Actually play this on a piano, and listen to it. It’s harmonious, right? And both right and left hand are doing the same thing.

But now look at the music: what is going on with the last four notes in bar 31? D♭, E, A♭… but now C and E♭.

In other words, I started with D♭ (or C#) and the last note is C♮, so there is the C / C# thing my chorale director was talking about, which would normally be a bit jarring. And the second note was E♮ but by the start of bar 31 it’s now an E♭. And I think this is what my Juilliard professor saw:

1. That I take a perfectly normal, harmonious base: D♭, E, A♭, B♭.

2. But I layer this slightly off-kilter C and E♭ up top, bending the scale down half a step. So now play the notes in bar 31, plus the E♭ in bar 32. Can you hear the difference?

And that is scale bending. =)

On top of that, you know the first four notes are harmonious. The next four alone are also harmonious. And if you move one note over and play E♮, A♭, C, E♭ - that is also harmonious. So each of the chunks are harmonious, but string them all together where the last two notes bend down, and now it’s slightly off-kilter. It’s not “normal” and stable anymore. But it still works because it is composed of harmonious chunks that don’t quite fit at the edges when put together.

I bet once people know this anyone can become a scale bender. If the sound gets richer and richer, it’s because there are multiple notes where you’ll find this C / C# business happening. Like above, with E♭ and E♮. In Pandora’s Box, the separate harmonics in the right and left hand are harmonious, but have almost nothing to do with each other when you put them together. Yet it works, without being so jarring. And I think that’s what my Juilliard professor saw.

The downside with doing this, is that many times I will throw up my hands in disgust as I try to figure out how to notate the sheet music properly. I've killed key signatures and went with C major, adding all accidentals in. As one Juilliard classmate moaned: "it's like the accidentals had a love fest and there was a population explosion..."

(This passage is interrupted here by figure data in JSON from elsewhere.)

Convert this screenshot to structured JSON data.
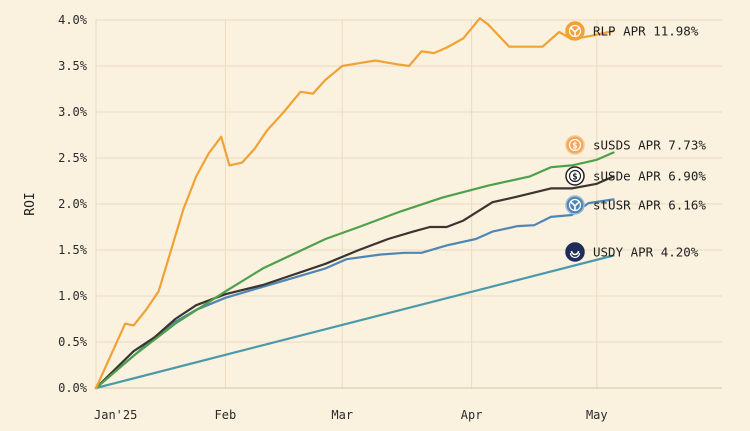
{
  "chart_data": {
    "type": "line",
    "ylabel": "ROI",
    "xlabel": "",
    "title": "",
    "ylim": [
      0,
      4.0
    ],
    "xlim": [
      "2025-01-01",
      "2025-05-31"
    ],
    "y_ticks": [
      0,
      0.5,
      1.0,
      1.5,
      2.0,
      2.5,
      3.0,
      3.5,
      4.0
    ],
    "y_tick_labels": [
      "0.0%",
      "0.5%",
      "1.0%",
      "1.5%",
      "2.0%",
      "2.5%",
      "3.0%",
      "3.5%",
      "4.0%"
    ],
    "x_ticks": [
      "2025-01-01",
      "2025-02-01",
      "2025-03-01",
      "2025-04-01",
      "2025-05-01"
    ],
    "x_tick_labels": [
      "Jan'25",
      "Feb",
      "Mar",
      "Apr",
      "May"
    ],
    "grid": true,
    "legend_position": "right",
    "series": [
      {
        "name": "RLP",
        "label": "RLP APR 11.98%",
        "color": "#f0a236",
        "icon": "rlp-icon",
        "x": [
          "2025-01-01",
          "2025-01-05",
          "2025-01-08",
          "2025-01-10",
          "2025-01-13",
          "2025-01-16",
          "2025-01-19",
          "2025-01-22",
          "2025-01-25",
          "2025-01-28",
          "2025-01-31",
          "2025-02-02",
          "2025-02-05",
          "2025-02-08",
          "2025-02-11",
          "2025-02-15",
          "2025-02-19",
          "2025-02-22",
          "2025-02-25",
          "2025-03-01",
          "2025-03-05",
          "2025-03-09",
          "2025-03-14",
          "2025-03-17",
          "2025-03-20",
          "2025-03-23",
          "2025-03-26",
          "2025-03-30",
          "2025-04-03",
          "2025-04-05",
          "2025-04-10",
          "2025-04-13",
          "2025-04-18",
          "2025-04-22",
          "2025-04-25",
          "2025-04-30",
          "2025-05-05"
        ],
        "values": [
          0.0,
          0.4,
          0.7,
          0.68,
          0.85,
          1.05,
          1.5,
          1.95,
          2.3,
          2.55,
          2.73,
          2.42,
          2.45,
          2.6,
          2.8,
          3.0,
          3.22,
          3.2,
          3.35,
          3.5,
          3.53,
          3.56,
          3.52,
          3.5,
          3.66,
          3.64,
          3.7,
          3.8,
          4.02,
          3.95,
          3.71,
          3.71,
          3.71,
          3.87,
          3.79,
          3.83,
          3.88
        ]
      },
      {
        "name": "sUSDS",
        "label": "sUSDS APR 7.73%",
        "color": "#4ea04a",
        "icon": "susds-icon",
        "x": [
          "2025-01-01",
          "2025-01-10",
          "2025-01-20",
          "2025-02-01",
          "2025-02-10",
          "2025-02-25",
          "2025-03-05",
          "2025-03-15",
          "2025-03-25",
          "2025-04-05",
          "2025-04-15",
          "2025-04-20",
          "2025-04-25",
          "2025-05-01",
          "2025-05-05"
        ],
        "values": [
          0.0,
          0.35,
          0.7,
          1.05,
          1.3,
          1.62,
          1.75,
          1.92,
          2.07,
          2.2,
          2.3,
          2.4,
          2.42,
          2.48,
          2.56
        ]
      },
      {
        "name": "sUSDe",
        "label": "sUSDe APR 6.90%",
        "color": "#3a3530",
        "icon": "susde-icon",
        "x": [
          "2025-01-01",
          "2025-01-10",
          "2025-01-15",
          "2025-01-20",
          "2025-01-25",
          "2025-02-01",
          "2025-02-10",
          "2025-02-25",
          "2025-03-05",
          "2025-03-12",
          "2025-03-18",
          "2025-03-22",
          "2025-03-26",
          "2025-03-30",
          "2025-04-06",
          "2025-04-12",
          "2025-04-20",
          "2025-04-25",
          "2025-05-01",
          "2025-05-05"
        ],
        "values": [
          0.0,
          0.4,
          0.55,
          0.75,
          0.9,
          1.02,
          1.12,
          1.35,
          1.5,
          1.62,
          1.7,
          1.75,
          1.75,
          1.82,
          2.02,
          2.08,
          2.17,
          2.17,
          2.22,
          2.3
        ]
      },
      {
        "name": "stUSR",
        "label": "stUSR APR 6.16%",
        "color": "#4f86b5",
        "icon": "stusr-icon",
        "x": [
          "2025-01-01",
          "2025-01-10",
          "2025-01-15",
          "2025-01-20",
          "2025-01-25",
          "2025-02-01",
          "2025-02-10",
          "2025-02-25",
          "2025-03-02",
          "2025-03-10",
          "2025-03-16",
          "2025-03-20",
          "2025-03-26",
          "2025-04-02",
          "2025-04-06",
          "2025-04-12",
          "2025-04-16",
          "2025-04-20",
          "2025-04-25",
          "2025-04-29",
          "2025-05-05"
        ],
        "values": [
          0.0,
          0.35,
          0.55,
          0.72,
          0.85,
          0.98,
          1.1,
          1.3,
          1.4,
          1.45,
          1.47,
          1.47,
          1.55,
          1.62,
          1.7,
          1.76,
          1.77,
          1.86,
          1.88,
          2.01,
          2.05
        ]
      },
      {
        "name": "USDY",
        "label": "USDY APR 4.20%",
        "color": "#4b9aaa",
        "icon": "usdy-icon",
        "x": [
          "2025-01-01",
          "2025-05-05"
        ],
        "values": [
          0.0,
          1.44
        ]
      }
    ]
  }
}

While that sounds problematic, I discovered "fixing" it from a theory standpoint may clean things up, but then you'll start to see double sharps and double flats popping up. And that makes the performers squawk. I had one Juilliard-trained piano veteran say: why did you change that? There was nothing wrong with what you had before. My husband asked what that funny looking x was, and when I told him it was a double sharp he freaked out (as someone who once played bass clarinet in a big band during his childhood). He asked: why do you want to make me think?! This is why whiteout still exists, so performers can correct @(#*$ like this.

Once I got this feedback, I bagged any idea of making things correct from a music theory standpoint. I'll leave this as an exercise to music theory professors for generations to come, who would like to torture their music theory classes on what would be the "best" way to notate wildly polytonal music.

I'll leave off with one last brain bender. I think this is the tip of the iceberg. While the above example bends two notes down half a step, I still consider this to be a single degree of scale bending. When you do this, double sharps and flats will pop up. I think it May be possible to do several degrees of scale bending, bending it down half a step several times. If I understand this correctly, then you would need triple sharps / flats, quadruple sharps / flats, etc. Soak on that one.